Feriado Municipal de Cantanhede celebrou a memória como património imaterial do concelho

Feriado Municipal de Cantanhede celebrou a memória como património imaterial do concelho

O Ferido Municipal de Cantanhede foi mais uma vez assinalado em 25 de julho com uma sessão solene comemorativa, um acontecimento que, como referiu o presidente da autarquia, representa “a celebração da memória como importante património imaterial do concelho”. Com João Moura na mesa de honra estiveram José Maia Gomes, presidente da Assembleia Municipal, Hildo Rocha, deputado federal do Brasil, Marco António Sousa, prefeito de Cantanhede do Maranhão, na qualidade de representante deste município geminado com Cantanhede, tal como Ana Filomena Figueiredo, vereadora da Câmara Municipal de Rio Maior, bem como Margarida Neto, docente da Faculdade de Letras da Universidade de Coimbra e coordenadora do CEHLR-SDA (Centro de Estudos de História Local e Regional-Salvador Dias Arnaut), que veio proferir uma conferência sobre “Os Menezes de Cantanhede (sécs. XVI e XVII)”.

Dirigindo-se à académica, o líder do executivo camarário agradeceu “a disponibilidade com que acedeu ao convite para encerrar a sessão com uma perspetiva de um pouco da história dos séculos XVI e XVII, através de uma narrativa focalizada numa família que é referência maior do concelho e, como tal, fator de identidade local”.

Esta referência foi o ponto de partida de uma intervenção em que invocou “todos os que ajudaram a fazer a história do Município de Cantanhede no exercício de funções autárquicas”, destacando a propósito “os sucessivos presidentes de Câmara, os vereadores, os membros da Assembleia Municipal, os presidentes de Junta, enfim, todos aqueles que, em diferentes conjunturas, algumas delas bem difíceis, deram o melhor do seu esforço, dinamismo e capacidade de trabalho em benefício do concelho”.

A respeito do ciclo autárquico que este ano se encerra João Moura manifestou a todos os representantes dos órgãos autárquicos do Município “a estima que merecem, deixando a todos, independentemente da força política que representam, o testemunho do meu apreço pelo modo como dignificaram os cargos para que foram eleitos na defesa dos superiores interesses do concelho”. E foi precisamente neste contexto que fez uma referência particular “ao presidente da Assembleia Municipal, José Maria Maia Gomes, para sublinhar o modo superior como sempre conduziu os trabalhos das reuniões plenárias.

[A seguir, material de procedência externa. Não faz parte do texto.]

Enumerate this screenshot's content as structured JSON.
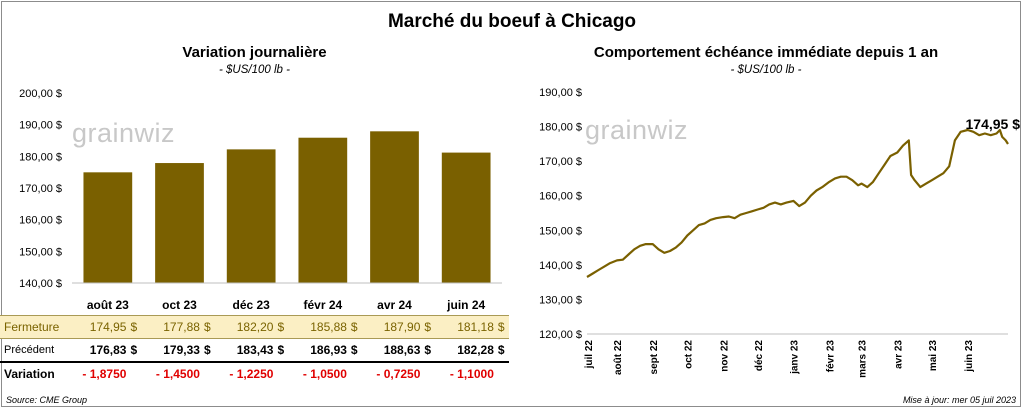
{
  "title": "Marché du boeuf à Chicago",
  "footer": {
    "source": "Source: CME Group",
    "updated": "Mise à jour: mer 05 juil 2023"
  },
  "watermark": "grainwiz",
  "colors": {
    "bar": "#7a6000",
    "line": "#7a6000",
    "close_row_bg": "#fbefc4",
    "negative": "#e00000"
  },
  "chart_data": [
    {
      "type": "bar",
      "title": "Variation journalière",
      "subtitle": "- $US/100 lb -",
      "categories": [
        "août 23",
        "oct 23",
        "déc 23",
        "févr 24",
        "avr 24",
        "juin 24"
      ],
      "values": [
        174.95,
        177.88,
        182.2,
        185.88,
        187.9,
        181.18
      ],
      "ylim": [
        140,
        200
      ],
      "yticks": [
        "140,00 $",
        "150,00 $",
        "160,00 $",
        "170,00 $",
        "180,00 $",
        "190,00 $",
        "200,00 $"
      ],
      "table": {
        "rows": [
          {
            "label": "Fermeture",
            "values": [
              "174,95",
              "177,88",
              "182,20",
              "185,88",
              "187,90",
              "181,18"
            ],
            "unit": "$"
          },
          {
            "label": "Précédent",
            "values": [
              "176,83",
              "179,33",
              "183,43",
              "186,93",
              "188,63",
              "182,28"
            ],
            "unit": "$"
          },
          {
            "label": "Variation",
            "values": [
              "- 1,8750",
              "- 1,4500",
              "- 1,2250",
              "- 1,0500",
              "- 0,7250",
              "- 1,1000"
            ],
            "unit": ""
          }
        ]
      }
    },
    {
      "type": "line",
      "title": "Comportement  échéance immédiate depuis 1 an",
      "subtitle": "- $US/100 lb -",
      "ylim": [
        120,
        190
      ],
      "yticks": [
        "120,00 $",
        "130,00 $",
        "140,00 $",
        "150,00 $",
        "160,00 $",
        "170,00 $",
        "180,00 $",
        "190,00 $"
      ],
      "xticks": [
        "juil 22",
        "août 22",
        "sept 22",
        "oct 22",
        "nov 22",
        "déc 22",
        "janv 23",
        "févr 23",
        "mars 23",
        "avr 23",
        "mai 23",
        "juin 23"
      ],
      "last_label": "174,95 $",
      "series": [
        {
          "x": [
            "2022-07-05",
            "2022-07-10",
            "2022-07-15",
            "2022-07-20",
            "2022-07-25",
            "2022-07-31",
            "2022-08-05",
            "2022-08-10",
            "2022-08-15",
            "2022-08-20",
            "2022-08-25",
            "2022-08-31",
            "2022-09-05",
            "2022-09-10",
            "2022-09-15",
            "2022-09-20",
            "2022-09-25",
            "2022-09-30",
            "2022-10-05",
            "2022-10-10",
            "2022-10-15",
            "2022-10-20",
            "2022-10-25",
            "2022-10-31",
            "2022-11-05",
            "2022-11-10",
            "2022-11-15",
            "2022-11-20",
            "2022-11-25",
            "2022-11-30",
            "2022-12-05",
            "2022-12-10",
            "2022-12-15",
            "2022-12-20",
            "2022-12-25",
            "2022-12-31",
            "2023-01-05",
            "2023-01-10",
            "2023-01-15",
            "2023-01-20",
            "2023-01-25",
            "2023-01-31",
            "2023-02-05",
            "2023-02-10",
            "2023-02-15",
            "2023-02-20",
            "2023-02-25",
            "2023-02-28",
            "2023-03-05",
            "2023-03-10",
            "2023-03-15",
            "2023-03-20",
            "2023-03-25",
            "2023-03-31",
            "2023-04-05",
            "2023-04-10",
            "2023-04-12",
            "2023-04-15",
            "2023-04-20",
            "2023-04-25",
            "2023-04-30",
            "2023-05-05",
            "2023-05-10",
            "2023-05-15",
            "2023-05-20",
            "2023-05-25",
            "2023-05-31",
            "2023-06-05",
            "2023-06-10",
            "2023-06-15",
            "2023-06-20",
            "2023-06-25",
            "2023-06-28",
            "2023-06-30",
            "2023-07-03",
            "2023-07-05"
          ],
          "y": [
            136.5,
            137.5,
            138.5,
            139.5,
            140.5,
            141.3,
            141.5,
            143.0,
            144.5,
            145.5,
            146.0,
            146.0,
            144.5,
            143.5,
            144.0,
            145.0,
            146.5,
            148.5,
            150.0,
            151.5,
            152.0,
            153.0,
            153.5,
            153.8,
            154.0,
            153.5,
            154.5,
            155.0,
            155.5,
            156.0,
            156.5,
            157.5,
            158.0,
            157.5,
            158.0,
            158.5,
            157.0,
            158.0,
            160.0,
            161.5,
            162.5,
            164.0,
            165.0,
            165.5,
            165.5,
            164.5,
            163.0,
            163.5,
            162.5,
            164.0,
            166.5,
            169.0,
            171.5,
            172.5,
            174.5,
            176.0,
            166.0,
            164.5,
            162.5,
            163.5,
            164.5,
            165.5,
            166.5,
            168.5,
            176.0,
            178.5,
            179.0,
            178.5,
            177.5,
            178.0,
            177.5,
            178.0,
            179.0,
            177.0,
            176.0,
            174.95
          ]
        }
      ]
    }
  ]
}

A sua postura de isenção, independência, transparência e lealdade institucional para com todos os membros da Assembleia Municipal fazem dele credor do nosso mais vivo reconhecimento”, sublinhou.

Depois de considerar que o alcance da sessão solene comemorativa do Feriado Municipal reside no reconhecimento do legado patrimonial comum, o autarca deixou “uma saudação de fraternidade a todos quantos vivem ou tem as suas raízes neste território, incluindo naturalmente os que, estando ausentes, nunca deixaram de se considerar como parte integrante da nossa comunidade”.

Entre a assistência que encheu completamente o salão nobre dos Paços do Concelho estavam a vice-presidente da autarquia, Helena Teodósio, os vereadores Pedro Cardoso, Júlio de Oliveira, Célia Simões, Cristina de Jesus e Pedro Carrana, as personalidades agraciados pelo Município com um Voto Louvor e Reconhecimento, os funcionários distinguidos por 25 anos de serviços em funções públicas e Luís Henrique Cerveira da Cruz, vencedor do Prémio Professor Doutor Lima de Faria, por ter obtido, no ano letivo de 2016/2017, a melhor média de conclusão do ensino secundário no concelho de Cantanhede.